Carbon cap-and-trade programs, of course, have great appeal in theory. They harness the power of the marketplace to find the most efficient way of reducing harmful emissions. That’s why economists generally are in favor of them.
Politicians also like them, since the alternative would most likely be an outright carbon tax. And we know how palatable the word “tax” is. The Paris Climate Agreement goes so far as to explicitly endorse cap-and-trade programs as a primary way for countries to meet their climate goals. A number of countries around the world have instituted such programs, with many using California as a model.
With a cap-and-trade program, an overall cap for total emissions is set (the “cap”) and emitters are given the option of either reducing their own emissions or paying for the right to do so (the “trade”). Specifically, companies get emission allowances adding up to the total cap; a company can either save allowances that it doesn’t use or sell them to other companies. By progressively reducing the number of emission allowances, climate goals can be eventually met.
There have been notable past successes for cap-and-trade programs. One such program in the U.S. between 1994 and 2010 is credited with greatly reducing sulfur dioxide emissions, the source of acid rain. Another was the NOx trading program between 1998 and 2009 that reduced nitrogen oxide emissions.
Why, then, has California’s cap-and-trade program fallen short?
One answer is that it over the years has given away too many emission allowances to various industries. As a result, there are so many unused allowances floating around that climate goals don’t appear attainable.
In fact, in research published last December, three Stanford University researchers reported that by the end of 2018, California companies already owned more unused emission allowances than the total amount by which the program was projected to reduce emissions from 2021 to 2030. The researchers commented that this raised “questions about the [cap-and-trade] program’s ability to achieve its expected reductions.”
Note that this research was published in December, before the pandemic and before oil prices plummeted. So those two factors at most contributed to a glut of unused emission allowances that already existed. They were not the cause.
Are cap-and-trade’s shortcomings inherent to the approach?
To be sure, these failings of the California cap-and-trade program are not inherent to the approach. After all, the state could have set a lower cap, for example. And it could have given away fewer allowances.
They didn’t do those things for political reasons, of course. To secure widespread support for the cap-and-trade program, they reduced its bite — at least in the early years. This helps account for what ProPublica reported in a study published last November: In the first three years of California’s cap-and-trade program, a majority of companies actually increased their GHG emissions.

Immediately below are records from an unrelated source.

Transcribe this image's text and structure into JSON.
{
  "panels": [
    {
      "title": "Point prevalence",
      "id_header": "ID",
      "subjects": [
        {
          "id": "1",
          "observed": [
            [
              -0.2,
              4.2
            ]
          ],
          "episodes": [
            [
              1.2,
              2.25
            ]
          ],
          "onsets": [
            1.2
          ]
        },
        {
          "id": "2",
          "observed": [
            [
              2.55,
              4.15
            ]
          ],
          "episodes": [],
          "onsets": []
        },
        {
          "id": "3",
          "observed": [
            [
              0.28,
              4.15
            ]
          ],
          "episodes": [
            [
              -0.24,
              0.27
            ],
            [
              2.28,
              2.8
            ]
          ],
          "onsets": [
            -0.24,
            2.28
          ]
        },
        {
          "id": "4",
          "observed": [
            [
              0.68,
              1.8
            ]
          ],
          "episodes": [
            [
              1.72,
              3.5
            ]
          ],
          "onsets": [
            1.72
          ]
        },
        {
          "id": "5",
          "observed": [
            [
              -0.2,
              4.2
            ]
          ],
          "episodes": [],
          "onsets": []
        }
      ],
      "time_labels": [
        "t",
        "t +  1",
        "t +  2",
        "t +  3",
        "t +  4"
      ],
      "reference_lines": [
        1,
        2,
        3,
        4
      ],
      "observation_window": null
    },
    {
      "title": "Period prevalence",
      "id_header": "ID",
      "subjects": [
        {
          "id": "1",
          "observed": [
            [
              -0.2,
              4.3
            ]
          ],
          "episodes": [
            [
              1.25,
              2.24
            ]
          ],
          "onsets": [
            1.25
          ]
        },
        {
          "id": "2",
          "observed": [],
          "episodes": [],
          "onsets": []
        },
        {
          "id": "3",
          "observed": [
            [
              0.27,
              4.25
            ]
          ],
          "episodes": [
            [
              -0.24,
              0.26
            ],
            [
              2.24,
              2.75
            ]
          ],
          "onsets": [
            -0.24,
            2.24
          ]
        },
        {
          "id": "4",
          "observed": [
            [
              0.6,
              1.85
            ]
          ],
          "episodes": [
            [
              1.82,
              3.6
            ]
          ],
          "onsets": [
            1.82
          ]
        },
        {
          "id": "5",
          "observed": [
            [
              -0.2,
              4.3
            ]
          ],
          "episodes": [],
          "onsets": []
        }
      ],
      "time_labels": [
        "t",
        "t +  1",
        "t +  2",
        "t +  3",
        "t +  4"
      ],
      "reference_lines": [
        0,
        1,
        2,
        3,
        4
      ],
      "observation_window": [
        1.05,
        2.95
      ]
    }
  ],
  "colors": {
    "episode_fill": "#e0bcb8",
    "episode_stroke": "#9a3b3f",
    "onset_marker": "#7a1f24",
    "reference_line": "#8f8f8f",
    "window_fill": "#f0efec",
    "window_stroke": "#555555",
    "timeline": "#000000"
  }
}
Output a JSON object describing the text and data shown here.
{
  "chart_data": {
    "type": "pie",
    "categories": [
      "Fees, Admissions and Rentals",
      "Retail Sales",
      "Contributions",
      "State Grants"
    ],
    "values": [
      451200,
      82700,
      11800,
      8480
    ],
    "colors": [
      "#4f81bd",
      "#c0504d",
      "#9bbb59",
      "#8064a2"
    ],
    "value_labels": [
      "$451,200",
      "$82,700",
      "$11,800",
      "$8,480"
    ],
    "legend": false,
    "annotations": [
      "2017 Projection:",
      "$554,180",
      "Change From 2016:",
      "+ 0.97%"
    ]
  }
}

Since we weren’t in the room where it happened, we perhaps shouldn’t be too quick to judge California’s politicians for whatever Faustian bargains they had to make in order to get their cap-and-trade program passed in the first place. As Otto Von Bismarck famously once said, “Politics is the art of the possible, the attainable — the art of the next best.” And having a weak cap-and-trade program is better than none.
It nevertheless is difficult to escape the conclusion that we collectively still don’t have the will to make the hard choices necessary to meaningfully reduce GHG emissions. We solemnly swear that we will meet ambitious targets for reducing those emissions, but it’s as though we have our fingers crossed behind our backs when making that vow. We are willing to move towards that goal so long as we don’t have to cut back our energy usage — and only so long as prices don’t go up.
We see the same half-hearted commitment to climate goals in the investment arena, as I’ve written in past columns. We want our portfolios to promote a greener climate, but only so long as we make money doing so or at least don’t have to forfeit any performance.
Perhaps the best way of thinking about cap-and-trade programs isn’t the theoretical question of whether they are a good idea or could work, since they are and they can. The better question to ask is whether we have the political will to actually make them work.